The following three properties are easily verified:
- The "quasi-injective $\mathbf{V}$-homomorphisms" form a wide subcategory of the category of $\mathbf{V}$-algebras and all homomorphisms.
- If $f \circ g$ is defined and a "quasi-injective $\mathbf{V}$-homomorphism", then so is $g$.
- Any injective $\mathbf{V}$-homomorphism is "quasi-injective".
Given the above three properties, it follows that it then suffices to look at "quasi-injective" quotient maps $A \to A/{\sim}$ and ask whether $\sim$ must then be the identity congruence.
The question then becomes the following:
Given any $\mathbf{V}$-algebra $A$ and any congruence $\sim$ on $A$, is it true that if any function from any $\mathbf{V}$-algebra to $A$ that is a "homomorphism" up to $\sim$ is in fact a homomorphism "on the nose", then $\sim$ must necessarily be the identity congruence?

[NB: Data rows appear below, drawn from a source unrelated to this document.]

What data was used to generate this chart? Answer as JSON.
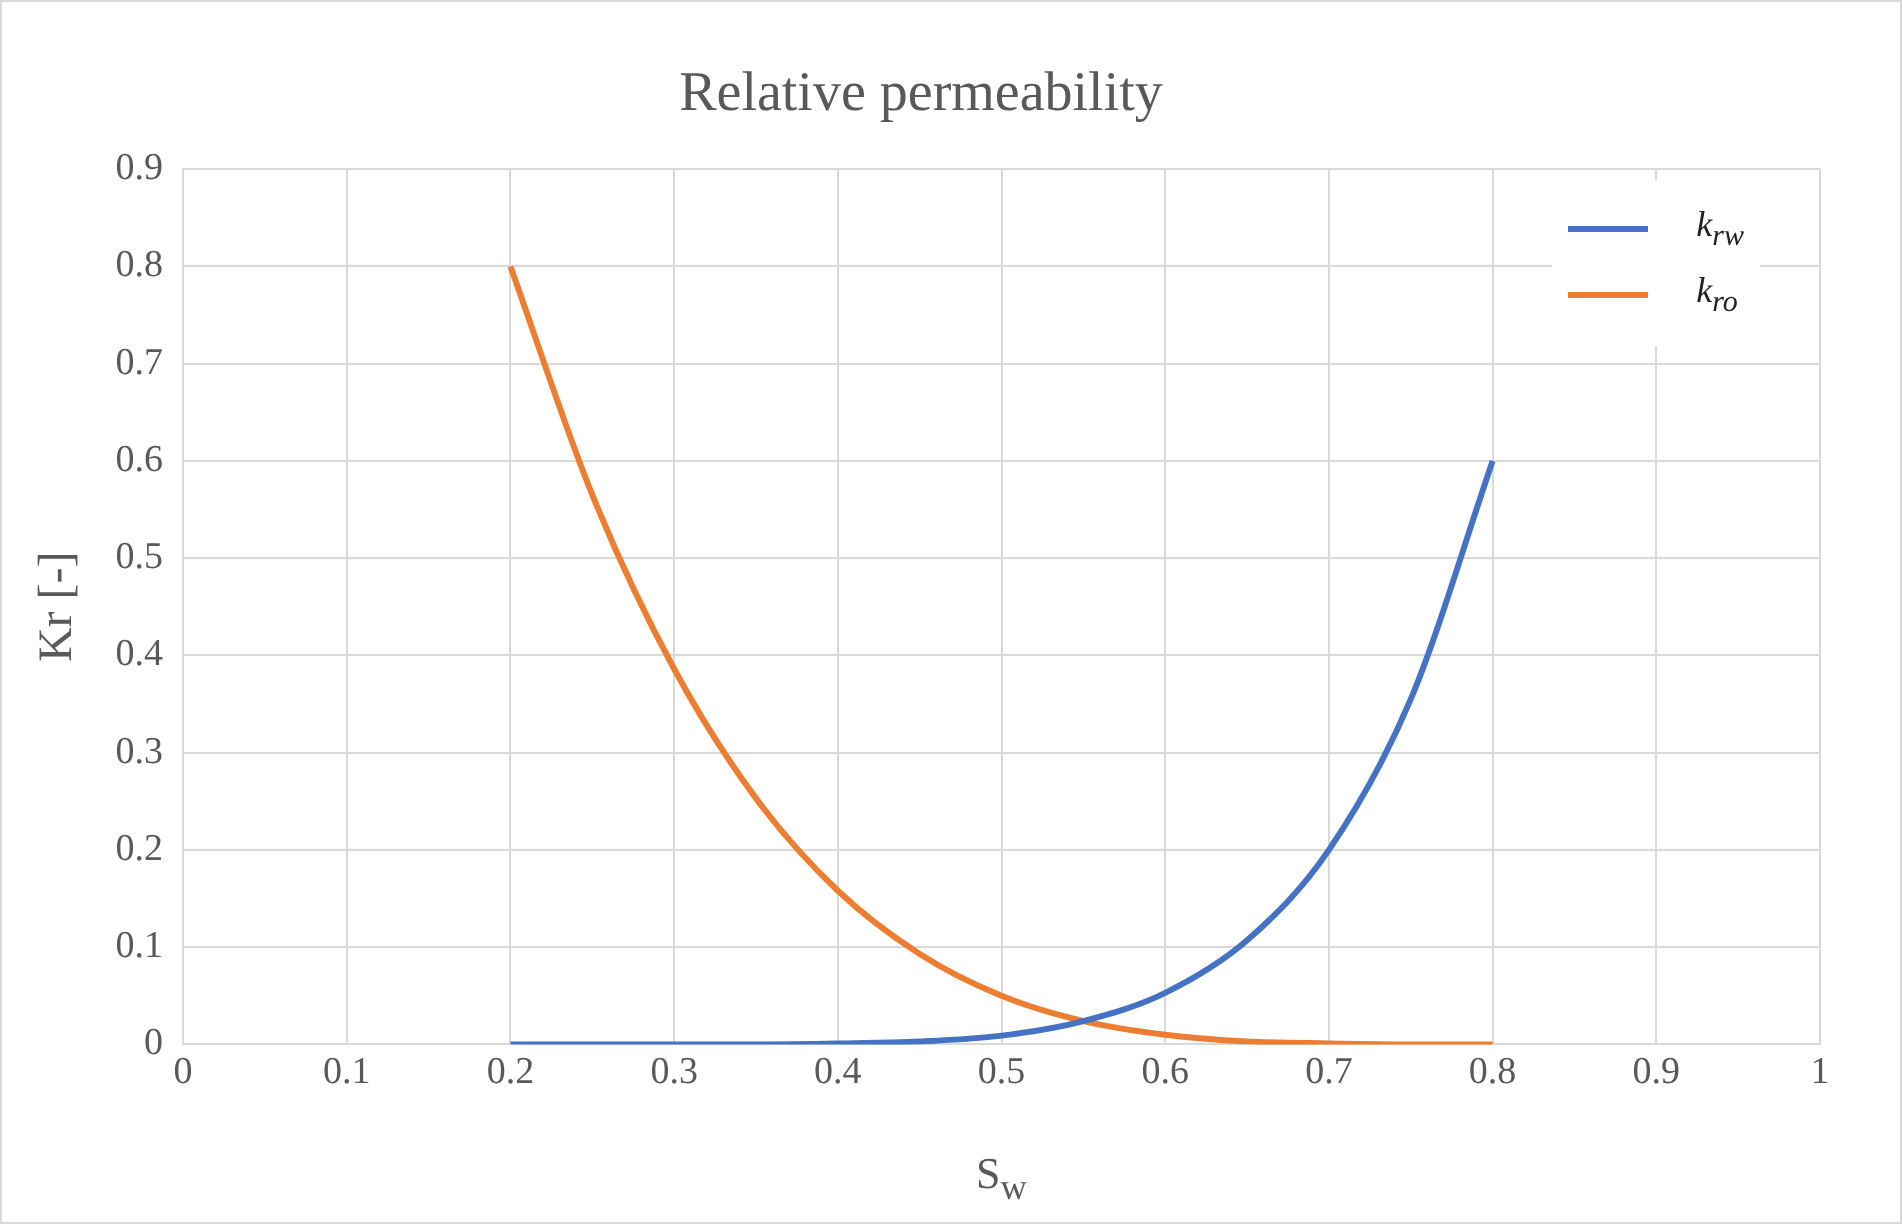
{
  "chart_data": {
    "type": "line",
    "title": "Relative permeability",
    "xlabel": "S$_{w}$",
    "ylabel": "Kr [-]",
    "x": [
      0.2,
      0.25,
      0.3,
      0.35,
      0.4,
      0.45,
      0.5,
      0.55,
      0.6,
      0.65,
      0.7,
      0.75,
      0.8
    ],
    "series": [
      {
        "name": "k$_{rw}$",
        "color": "#4472c4",
        "values": [
          0,
          0,
          0,
          0,
          0.001,
          0.003,
          0.009,
          0.024,
          0.053,
          0.107,
          0.2,
          0.355,
          0.6
        ]
      },
      {
        "name": "k$_{ro}$",
        "color": "#ed7d31",
        "values": [
          0.8,
          0.565,
          0.386,
          0.253,
          0.158,
          0.093,
          0.05,
          0.024,
          0.01,
          0.003,
          0.001,
          0,
          0
        ]
      }
    ],
    "xlim": [
      0,
      1
    ],
    "xticks": [
      0,
      0.1,
      0.2,
      0.3,
      0.4,
      0.5,
      0.6,
      0.7,
      0.8,
      0.9,
      1
    ],
    "ylim": [
      0,
      0.9
    ],
    "yticks": [
      0,
      0.1,
      0.2,
      0.3,
      0.4,
      0.5,
      0.6,
      0.7,
      0.8,
      0.9
    ],
    "grid": true,
    "legend": "top right",
    "marker": "none",
    "line_style": "solid"
  }
}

In this question, the variety $\mathbf{V}$ must not be the varieties of sets with no operation, singleton sets (defined with a constant $p$ and the axiom $\forall x\, x=p$), or subsingleton sets (defined with the axiom $\forall x\, \forall y\, x=y$, which includes the empty algebra).

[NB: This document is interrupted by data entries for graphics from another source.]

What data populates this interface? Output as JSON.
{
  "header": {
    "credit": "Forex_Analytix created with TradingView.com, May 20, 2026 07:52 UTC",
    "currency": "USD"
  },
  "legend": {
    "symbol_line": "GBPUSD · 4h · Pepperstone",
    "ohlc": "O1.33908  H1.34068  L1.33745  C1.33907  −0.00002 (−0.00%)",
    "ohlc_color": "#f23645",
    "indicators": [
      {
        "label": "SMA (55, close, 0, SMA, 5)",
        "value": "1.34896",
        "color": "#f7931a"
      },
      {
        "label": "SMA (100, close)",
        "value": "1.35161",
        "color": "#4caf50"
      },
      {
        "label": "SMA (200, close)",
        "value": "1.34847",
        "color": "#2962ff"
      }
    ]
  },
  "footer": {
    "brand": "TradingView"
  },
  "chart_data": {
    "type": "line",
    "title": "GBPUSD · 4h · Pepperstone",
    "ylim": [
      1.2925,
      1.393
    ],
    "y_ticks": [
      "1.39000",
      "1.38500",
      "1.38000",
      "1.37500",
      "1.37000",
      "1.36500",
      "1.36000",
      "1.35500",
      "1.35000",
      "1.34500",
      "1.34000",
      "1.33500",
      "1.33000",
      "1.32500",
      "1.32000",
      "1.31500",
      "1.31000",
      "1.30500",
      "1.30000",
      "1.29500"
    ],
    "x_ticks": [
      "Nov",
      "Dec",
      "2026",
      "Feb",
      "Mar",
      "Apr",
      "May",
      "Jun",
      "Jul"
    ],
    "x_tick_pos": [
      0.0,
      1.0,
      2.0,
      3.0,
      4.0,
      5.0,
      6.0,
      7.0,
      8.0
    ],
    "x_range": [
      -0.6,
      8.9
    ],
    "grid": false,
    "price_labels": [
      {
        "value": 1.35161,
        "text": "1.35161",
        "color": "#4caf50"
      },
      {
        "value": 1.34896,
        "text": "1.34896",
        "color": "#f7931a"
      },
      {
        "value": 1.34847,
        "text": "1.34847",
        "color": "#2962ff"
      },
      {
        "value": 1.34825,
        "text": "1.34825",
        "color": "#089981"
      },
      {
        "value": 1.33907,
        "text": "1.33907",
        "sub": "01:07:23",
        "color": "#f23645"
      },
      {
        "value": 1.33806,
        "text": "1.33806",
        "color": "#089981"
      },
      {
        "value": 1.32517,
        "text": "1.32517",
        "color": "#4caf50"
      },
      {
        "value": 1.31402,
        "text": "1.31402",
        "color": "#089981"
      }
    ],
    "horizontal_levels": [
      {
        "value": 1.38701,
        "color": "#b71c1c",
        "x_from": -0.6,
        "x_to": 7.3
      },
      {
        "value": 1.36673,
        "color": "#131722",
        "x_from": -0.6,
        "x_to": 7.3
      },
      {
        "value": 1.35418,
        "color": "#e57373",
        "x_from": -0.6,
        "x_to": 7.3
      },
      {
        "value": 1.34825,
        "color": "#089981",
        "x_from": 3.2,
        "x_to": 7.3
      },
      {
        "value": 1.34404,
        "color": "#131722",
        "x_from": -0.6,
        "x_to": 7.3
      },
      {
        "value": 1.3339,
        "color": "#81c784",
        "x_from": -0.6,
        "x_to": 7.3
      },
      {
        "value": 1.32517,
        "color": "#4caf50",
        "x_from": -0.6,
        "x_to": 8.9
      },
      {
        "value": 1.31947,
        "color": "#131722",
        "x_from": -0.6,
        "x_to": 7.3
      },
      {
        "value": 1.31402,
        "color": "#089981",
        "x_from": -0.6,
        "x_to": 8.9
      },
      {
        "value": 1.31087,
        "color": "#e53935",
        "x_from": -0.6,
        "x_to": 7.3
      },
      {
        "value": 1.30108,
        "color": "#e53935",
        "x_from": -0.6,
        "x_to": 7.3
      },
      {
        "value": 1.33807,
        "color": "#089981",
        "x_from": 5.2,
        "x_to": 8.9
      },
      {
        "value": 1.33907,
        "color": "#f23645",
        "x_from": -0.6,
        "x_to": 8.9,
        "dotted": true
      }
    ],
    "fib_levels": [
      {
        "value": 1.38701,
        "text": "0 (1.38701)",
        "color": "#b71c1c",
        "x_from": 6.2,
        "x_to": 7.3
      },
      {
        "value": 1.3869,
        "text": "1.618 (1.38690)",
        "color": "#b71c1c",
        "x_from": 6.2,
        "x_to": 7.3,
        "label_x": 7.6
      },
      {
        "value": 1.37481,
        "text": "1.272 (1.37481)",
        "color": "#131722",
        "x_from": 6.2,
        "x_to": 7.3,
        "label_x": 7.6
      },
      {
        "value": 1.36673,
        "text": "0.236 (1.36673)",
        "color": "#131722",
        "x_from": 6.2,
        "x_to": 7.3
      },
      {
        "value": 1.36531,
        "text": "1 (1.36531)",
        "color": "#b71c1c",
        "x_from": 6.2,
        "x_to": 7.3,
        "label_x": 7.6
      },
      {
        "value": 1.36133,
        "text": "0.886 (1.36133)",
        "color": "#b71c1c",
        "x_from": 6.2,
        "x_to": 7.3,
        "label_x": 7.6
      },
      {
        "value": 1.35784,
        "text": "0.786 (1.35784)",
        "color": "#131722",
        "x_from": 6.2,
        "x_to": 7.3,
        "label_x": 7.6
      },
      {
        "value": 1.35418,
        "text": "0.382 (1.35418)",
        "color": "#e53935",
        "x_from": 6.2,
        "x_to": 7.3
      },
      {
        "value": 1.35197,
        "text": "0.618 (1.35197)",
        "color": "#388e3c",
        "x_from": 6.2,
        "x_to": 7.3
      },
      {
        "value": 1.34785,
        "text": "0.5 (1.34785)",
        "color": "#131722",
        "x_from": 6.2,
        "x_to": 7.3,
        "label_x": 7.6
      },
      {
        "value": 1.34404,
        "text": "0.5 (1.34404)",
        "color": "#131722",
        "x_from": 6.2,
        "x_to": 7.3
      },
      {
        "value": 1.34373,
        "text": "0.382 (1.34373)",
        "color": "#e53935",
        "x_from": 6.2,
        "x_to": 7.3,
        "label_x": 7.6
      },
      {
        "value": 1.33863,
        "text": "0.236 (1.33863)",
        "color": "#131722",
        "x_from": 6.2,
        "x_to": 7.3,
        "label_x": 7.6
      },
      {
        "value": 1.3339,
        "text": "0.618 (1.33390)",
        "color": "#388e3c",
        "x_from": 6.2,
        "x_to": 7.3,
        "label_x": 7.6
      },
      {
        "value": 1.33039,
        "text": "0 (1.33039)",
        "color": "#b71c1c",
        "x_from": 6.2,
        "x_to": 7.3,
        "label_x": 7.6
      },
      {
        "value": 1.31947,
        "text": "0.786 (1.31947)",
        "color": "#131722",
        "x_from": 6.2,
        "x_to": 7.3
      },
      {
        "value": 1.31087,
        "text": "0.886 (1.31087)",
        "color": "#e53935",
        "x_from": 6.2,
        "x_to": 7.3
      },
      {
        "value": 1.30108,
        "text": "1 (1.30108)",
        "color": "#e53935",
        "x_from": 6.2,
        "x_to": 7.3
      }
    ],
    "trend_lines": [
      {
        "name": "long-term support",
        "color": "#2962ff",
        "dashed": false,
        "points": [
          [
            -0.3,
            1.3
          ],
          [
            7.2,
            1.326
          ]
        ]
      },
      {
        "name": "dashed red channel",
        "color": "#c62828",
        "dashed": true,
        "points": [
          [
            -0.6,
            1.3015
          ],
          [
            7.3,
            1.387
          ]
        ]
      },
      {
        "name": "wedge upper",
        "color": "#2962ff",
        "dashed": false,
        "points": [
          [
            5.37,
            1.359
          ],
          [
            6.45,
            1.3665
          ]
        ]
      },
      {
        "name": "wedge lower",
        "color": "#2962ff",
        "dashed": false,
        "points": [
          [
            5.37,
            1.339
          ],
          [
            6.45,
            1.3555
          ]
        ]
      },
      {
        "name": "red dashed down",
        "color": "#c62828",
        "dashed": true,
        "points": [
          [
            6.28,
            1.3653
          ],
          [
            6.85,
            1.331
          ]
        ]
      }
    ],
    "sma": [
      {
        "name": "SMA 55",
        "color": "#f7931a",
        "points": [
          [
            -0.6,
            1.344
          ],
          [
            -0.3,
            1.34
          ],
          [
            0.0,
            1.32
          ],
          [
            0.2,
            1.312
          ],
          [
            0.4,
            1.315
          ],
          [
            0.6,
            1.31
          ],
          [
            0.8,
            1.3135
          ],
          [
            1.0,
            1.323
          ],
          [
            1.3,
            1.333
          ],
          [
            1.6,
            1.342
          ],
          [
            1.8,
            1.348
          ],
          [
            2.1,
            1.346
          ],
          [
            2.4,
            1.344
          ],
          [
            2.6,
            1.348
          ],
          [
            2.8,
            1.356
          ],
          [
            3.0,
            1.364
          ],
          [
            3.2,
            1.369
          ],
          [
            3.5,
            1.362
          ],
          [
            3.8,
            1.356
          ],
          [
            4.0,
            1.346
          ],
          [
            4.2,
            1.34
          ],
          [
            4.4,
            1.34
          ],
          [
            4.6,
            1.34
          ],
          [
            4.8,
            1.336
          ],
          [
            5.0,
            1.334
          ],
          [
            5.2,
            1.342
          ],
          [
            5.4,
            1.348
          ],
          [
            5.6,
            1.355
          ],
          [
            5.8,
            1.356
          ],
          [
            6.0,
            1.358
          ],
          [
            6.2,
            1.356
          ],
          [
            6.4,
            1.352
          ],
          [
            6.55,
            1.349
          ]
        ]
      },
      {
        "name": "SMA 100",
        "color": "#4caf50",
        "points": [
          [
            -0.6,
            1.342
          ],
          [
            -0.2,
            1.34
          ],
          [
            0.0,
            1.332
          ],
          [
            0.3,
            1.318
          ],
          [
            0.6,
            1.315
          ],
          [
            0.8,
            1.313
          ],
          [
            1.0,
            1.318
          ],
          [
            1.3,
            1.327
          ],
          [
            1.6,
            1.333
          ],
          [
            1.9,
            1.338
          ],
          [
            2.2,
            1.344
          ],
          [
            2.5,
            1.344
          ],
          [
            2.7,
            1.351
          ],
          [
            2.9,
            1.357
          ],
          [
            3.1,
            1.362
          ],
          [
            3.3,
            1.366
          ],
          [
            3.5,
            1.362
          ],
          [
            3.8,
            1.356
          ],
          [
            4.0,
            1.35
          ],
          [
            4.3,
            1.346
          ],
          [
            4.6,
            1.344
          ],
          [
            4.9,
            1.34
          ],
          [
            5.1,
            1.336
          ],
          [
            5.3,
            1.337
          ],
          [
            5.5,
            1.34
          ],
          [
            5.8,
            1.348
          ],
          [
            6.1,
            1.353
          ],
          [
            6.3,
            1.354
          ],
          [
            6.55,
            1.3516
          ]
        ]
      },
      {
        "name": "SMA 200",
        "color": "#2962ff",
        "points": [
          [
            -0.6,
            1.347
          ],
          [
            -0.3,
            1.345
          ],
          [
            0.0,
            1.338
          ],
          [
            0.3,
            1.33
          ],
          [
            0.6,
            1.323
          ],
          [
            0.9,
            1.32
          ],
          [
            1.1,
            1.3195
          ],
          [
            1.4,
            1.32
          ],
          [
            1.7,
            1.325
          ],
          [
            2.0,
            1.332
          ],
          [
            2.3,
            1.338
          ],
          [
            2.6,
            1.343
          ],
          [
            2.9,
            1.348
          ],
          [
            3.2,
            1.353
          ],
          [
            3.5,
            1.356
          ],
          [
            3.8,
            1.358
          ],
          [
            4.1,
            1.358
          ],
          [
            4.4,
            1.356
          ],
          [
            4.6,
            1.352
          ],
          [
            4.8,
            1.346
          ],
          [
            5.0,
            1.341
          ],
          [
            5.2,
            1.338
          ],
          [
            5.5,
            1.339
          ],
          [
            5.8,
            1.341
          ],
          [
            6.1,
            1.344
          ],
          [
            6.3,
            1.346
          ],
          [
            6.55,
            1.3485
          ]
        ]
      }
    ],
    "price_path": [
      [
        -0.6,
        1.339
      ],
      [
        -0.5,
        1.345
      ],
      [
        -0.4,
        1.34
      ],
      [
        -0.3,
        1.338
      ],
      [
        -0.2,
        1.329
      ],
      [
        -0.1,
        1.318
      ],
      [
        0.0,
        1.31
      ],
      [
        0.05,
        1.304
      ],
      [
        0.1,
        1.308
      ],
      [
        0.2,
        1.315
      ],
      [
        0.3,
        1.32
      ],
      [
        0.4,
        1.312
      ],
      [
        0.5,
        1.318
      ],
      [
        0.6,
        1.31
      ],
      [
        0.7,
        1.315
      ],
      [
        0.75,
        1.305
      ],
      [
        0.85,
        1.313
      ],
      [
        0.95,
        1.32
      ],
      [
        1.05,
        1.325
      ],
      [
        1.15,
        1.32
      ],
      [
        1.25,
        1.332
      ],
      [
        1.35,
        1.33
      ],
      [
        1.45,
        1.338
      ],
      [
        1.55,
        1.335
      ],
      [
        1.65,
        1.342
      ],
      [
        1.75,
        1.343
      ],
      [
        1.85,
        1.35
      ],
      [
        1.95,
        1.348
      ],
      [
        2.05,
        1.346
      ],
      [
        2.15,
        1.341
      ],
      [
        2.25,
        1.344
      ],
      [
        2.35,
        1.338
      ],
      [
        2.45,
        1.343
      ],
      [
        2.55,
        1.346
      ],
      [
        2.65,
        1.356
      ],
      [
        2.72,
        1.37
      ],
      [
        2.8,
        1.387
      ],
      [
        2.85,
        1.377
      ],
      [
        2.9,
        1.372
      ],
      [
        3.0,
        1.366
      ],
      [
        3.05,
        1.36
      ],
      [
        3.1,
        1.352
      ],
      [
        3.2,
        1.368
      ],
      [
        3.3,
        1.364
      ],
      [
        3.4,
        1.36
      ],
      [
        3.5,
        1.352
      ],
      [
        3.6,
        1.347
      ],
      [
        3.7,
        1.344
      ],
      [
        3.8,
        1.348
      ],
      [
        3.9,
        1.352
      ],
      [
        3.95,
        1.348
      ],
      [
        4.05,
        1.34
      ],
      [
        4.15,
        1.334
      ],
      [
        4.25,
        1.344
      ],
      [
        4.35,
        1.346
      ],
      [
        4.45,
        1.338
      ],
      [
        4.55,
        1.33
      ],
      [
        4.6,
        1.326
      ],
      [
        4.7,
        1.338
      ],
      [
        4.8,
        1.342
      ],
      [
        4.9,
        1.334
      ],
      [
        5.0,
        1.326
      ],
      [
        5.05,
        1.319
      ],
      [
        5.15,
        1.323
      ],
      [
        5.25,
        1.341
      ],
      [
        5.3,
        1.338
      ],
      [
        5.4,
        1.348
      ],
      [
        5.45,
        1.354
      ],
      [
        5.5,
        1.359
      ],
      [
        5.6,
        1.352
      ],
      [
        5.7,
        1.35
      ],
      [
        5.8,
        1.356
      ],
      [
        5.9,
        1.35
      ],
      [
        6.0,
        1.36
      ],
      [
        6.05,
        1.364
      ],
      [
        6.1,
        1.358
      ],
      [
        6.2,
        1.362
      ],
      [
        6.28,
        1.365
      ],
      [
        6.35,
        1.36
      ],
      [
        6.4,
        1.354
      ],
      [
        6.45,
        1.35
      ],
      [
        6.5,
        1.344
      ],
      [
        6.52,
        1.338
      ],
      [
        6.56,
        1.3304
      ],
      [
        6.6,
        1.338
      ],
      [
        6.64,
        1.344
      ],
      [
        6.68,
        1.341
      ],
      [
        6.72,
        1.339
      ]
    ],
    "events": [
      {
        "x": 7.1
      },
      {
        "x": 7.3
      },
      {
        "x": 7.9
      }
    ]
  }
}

For the variety of groups, rings, or modules, let $K$ be the normal subgroup, ideal, or submodule, respectively, corresponding to the congruence $\sim$. Then, given any "honest" homomorphism $f:B \to A$, one can just redefine $f(e)$ (in the case of groups) or $f(0)$ (in the case of rings or modules) to be some random non-identity (so nonzero in the case of rings or modules) element of $K$ to get a non-homomorphism $B \to A$ that becomes an "honest" homomorphism after post-composing with the quotient map $A \to A/{\sim}=A/K$.
For general varieties, I'm not sure what the answer is.